Guaranteed Fixed-Confidence Best Arm Identification in Multi-Armed Bandits: Simple Sequential Elimination Algorithms

TL;DR

This paper introduces simple sequential elimination algorithms for fixed-confidence best arm identification in multi-armed bandits, demonstrating their optimality and efficiency through Bayesian analysis and numerical comparisons.

Contribution

It proposes and analyzes the vector at a time and a variant of the play the winner algorithms for Bayesian fixed-confidence BAI, showing their optimality and practical performance.

Findings

Algorithms guarantee optimal strategies under the prior.

Early elimination improves the classical vector at a time rule.

Numerical results favor the proposed algorithms over existing methods.

Abstract

We consider the problem of finding, through adaptive sampling, which of $n$ options (arms) has the largest mean.
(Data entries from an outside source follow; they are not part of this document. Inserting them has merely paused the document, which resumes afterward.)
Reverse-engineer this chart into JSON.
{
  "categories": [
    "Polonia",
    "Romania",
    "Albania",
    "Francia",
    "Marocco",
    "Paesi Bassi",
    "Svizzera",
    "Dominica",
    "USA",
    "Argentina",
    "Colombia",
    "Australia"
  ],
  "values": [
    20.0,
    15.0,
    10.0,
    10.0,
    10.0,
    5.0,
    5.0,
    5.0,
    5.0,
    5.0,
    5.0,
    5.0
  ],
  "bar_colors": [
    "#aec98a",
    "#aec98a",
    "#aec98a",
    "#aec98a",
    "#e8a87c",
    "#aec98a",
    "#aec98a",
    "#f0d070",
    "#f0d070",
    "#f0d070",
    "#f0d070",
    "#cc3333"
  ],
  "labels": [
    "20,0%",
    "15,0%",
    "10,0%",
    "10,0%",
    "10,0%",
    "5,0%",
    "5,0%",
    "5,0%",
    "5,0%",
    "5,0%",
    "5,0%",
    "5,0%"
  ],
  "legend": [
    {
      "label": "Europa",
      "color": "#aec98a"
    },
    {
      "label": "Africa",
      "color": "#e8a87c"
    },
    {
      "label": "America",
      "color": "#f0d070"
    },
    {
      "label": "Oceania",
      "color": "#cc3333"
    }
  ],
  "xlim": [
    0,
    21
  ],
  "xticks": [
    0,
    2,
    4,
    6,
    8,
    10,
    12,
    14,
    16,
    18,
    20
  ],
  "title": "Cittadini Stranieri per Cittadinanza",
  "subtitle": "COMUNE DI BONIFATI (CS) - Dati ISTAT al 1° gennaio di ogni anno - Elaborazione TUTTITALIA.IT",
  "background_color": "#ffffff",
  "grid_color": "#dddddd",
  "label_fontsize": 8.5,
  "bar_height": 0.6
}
Our objective is to determine a rule which identifies the best arm with a fixed minimum confidence using as few observations as possible, i.e. this is a fixed-confidence (FC) best arm identification (BAI) in multi-armed bandits. We study such problems under the Bayesian setting with both Bernoulli and Gaussian arms. We propose to use the classical "vector at a time" (VT) rule, which samples each remaining arm once in each round. We show how VT can be implemented and analyzed in our Bayesian setting and be improved by early elimination. Our analysis show that these algorithms guarantee an optimal strategy under the prior. We also propose and analyze a variant of the classical "play the winner" (PW) algorithm. Numerical results show that these rules compare favorably with state-of-art algorithms.